Une question fuse, à nouveau. Portée par une voix qui manque de se briser.
En disséquant un Pokémon Légendaire ?
Un élève a craqué. Hélio sourit, et répond comme si c’était la chose la plus naturelle du monde.
Le terme exact est vivisséquer. Et la réponse est, pourquoi pas ? Je trouve d’ailleurs intéressant le fait que vous ayez employé le terme
Pokémon
, et non
dieu
. Intéressant, et révélateur…
Sans prêter attention à l’élève qui sort de la salle, ni aux visages blêmes qui parsèment l’assistance, Hélio continue.
Dîtes-moi, vous aviez peut-être l’intention de ne jamais toucher un outil ? Vous oubliez votre héritage, jeunes gens. La science a toujours progressé dans la boue et l’infamie. Le savoir ne s’acquiert qu’au corps-à-corps ! Oui, c’est bien cela : vous devez faire corps avec votre objet d’étude ! Il est futile de croire que vous pouvez comprendre le monde depuis un bureau aseptisé. Vous n’y comprendrez que votre fiche de paie.
Silence dans l’amphithéâtre. Un bon nombre d’élèves regrettent vraiment d’être venus, finalement. Mais pas tous. Une main se lève, arrachant un sourire carnassier au professeur. Les deux policiers se regardent, tendus. Hélio a brusqué la salle trop vite.
Une question ?
Ils jettent un coup d’œil vers leurs montres.
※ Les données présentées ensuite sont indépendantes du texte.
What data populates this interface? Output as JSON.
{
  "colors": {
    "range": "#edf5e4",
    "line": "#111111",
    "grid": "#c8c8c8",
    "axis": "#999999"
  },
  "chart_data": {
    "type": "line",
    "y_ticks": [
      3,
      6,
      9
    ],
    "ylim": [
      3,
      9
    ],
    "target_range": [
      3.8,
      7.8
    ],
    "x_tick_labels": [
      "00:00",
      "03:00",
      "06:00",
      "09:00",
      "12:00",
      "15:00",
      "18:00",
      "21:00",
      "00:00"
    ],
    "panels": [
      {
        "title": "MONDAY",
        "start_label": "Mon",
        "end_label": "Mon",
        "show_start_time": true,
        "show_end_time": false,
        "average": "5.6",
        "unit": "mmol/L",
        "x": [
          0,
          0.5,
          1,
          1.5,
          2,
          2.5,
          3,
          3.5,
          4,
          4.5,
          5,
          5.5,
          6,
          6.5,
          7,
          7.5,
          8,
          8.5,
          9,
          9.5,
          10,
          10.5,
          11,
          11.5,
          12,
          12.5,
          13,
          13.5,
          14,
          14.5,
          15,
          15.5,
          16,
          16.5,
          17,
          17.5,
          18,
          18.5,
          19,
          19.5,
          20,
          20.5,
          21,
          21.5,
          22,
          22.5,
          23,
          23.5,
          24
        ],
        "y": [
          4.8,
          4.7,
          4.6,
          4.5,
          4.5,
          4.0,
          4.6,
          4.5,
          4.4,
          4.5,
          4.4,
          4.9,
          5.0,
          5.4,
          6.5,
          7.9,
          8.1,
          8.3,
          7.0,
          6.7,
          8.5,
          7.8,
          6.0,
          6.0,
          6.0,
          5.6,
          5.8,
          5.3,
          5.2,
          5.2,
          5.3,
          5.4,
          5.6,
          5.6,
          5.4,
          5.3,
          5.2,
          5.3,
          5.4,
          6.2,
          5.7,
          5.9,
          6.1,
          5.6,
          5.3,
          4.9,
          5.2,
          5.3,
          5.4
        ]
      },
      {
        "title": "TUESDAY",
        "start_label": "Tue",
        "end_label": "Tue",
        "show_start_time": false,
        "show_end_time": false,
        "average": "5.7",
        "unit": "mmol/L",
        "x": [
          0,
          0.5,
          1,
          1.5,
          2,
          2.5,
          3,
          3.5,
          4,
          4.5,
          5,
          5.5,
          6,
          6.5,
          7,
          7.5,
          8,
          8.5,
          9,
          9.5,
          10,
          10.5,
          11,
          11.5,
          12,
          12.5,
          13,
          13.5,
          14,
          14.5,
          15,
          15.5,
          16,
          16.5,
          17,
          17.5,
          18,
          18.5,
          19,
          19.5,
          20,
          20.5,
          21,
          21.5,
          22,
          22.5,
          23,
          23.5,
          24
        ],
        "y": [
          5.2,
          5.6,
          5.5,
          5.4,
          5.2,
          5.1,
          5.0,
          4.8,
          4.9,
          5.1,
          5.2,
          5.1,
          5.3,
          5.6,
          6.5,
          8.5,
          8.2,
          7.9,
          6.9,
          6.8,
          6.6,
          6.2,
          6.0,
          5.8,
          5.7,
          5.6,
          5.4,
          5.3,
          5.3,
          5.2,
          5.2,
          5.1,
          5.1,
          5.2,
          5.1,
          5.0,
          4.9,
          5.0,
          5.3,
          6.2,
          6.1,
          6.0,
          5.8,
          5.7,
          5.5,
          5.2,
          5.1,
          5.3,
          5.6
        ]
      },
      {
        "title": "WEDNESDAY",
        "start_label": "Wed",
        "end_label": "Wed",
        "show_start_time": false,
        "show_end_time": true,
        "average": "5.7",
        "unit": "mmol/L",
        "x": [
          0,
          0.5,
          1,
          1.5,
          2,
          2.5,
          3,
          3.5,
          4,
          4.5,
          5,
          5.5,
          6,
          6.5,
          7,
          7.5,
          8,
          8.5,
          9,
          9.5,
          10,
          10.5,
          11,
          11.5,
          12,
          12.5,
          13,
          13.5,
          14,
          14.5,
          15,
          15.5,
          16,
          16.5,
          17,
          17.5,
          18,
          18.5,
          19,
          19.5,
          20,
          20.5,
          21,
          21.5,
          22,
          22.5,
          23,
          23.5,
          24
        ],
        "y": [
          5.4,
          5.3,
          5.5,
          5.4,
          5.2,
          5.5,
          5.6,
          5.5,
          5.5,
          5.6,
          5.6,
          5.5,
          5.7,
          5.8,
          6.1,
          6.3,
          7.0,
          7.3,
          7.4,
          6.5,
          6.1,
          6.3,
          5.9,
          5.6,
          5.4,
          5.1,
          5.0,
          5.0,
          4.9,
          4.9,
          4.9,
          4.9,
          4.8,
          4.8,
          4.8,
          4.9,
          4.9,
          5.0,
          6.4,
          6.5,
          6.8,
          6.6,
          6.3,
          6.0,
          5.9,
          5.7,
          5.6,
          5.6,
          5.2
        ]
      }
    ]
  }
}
Oui, Monsieur. C’est par rapport au flot du temps : comment pourrions-nous nous le représenter, s’il n’est pas un fleuve ? Comment les choses coulent-elles dans l’espace ?
— C’est là l’une de mes métaphores préférées… Vous pouvez voir l’Univers comme un bol, avec Dialga au fond. Le Temps s’écoule hors du corps du dieu, et remplit le bol. Plus il est loin de Dialga, moins il est pur. Et ce qu’il ne faut surtout pas dire, c’est que le bol se remplit au fur et à mesure que le Temps passe. C’est l’inverse : comme le Temps passe, le bol se remplit. Et vous, vous êtes à une certaine altitude dans le bol. De ce point de vue, vous pouvez considérer que Dialga crée le Temps depuis votre futur.
Huit heures vingt-trois. Si tôt, et le psychopathe contrôle déjà complètement la salle. Il faudra l’évacuer. Il aurait fallu le faire plus tôt.
Peut-être aurait-il fallu ne jamais songer à ce cours.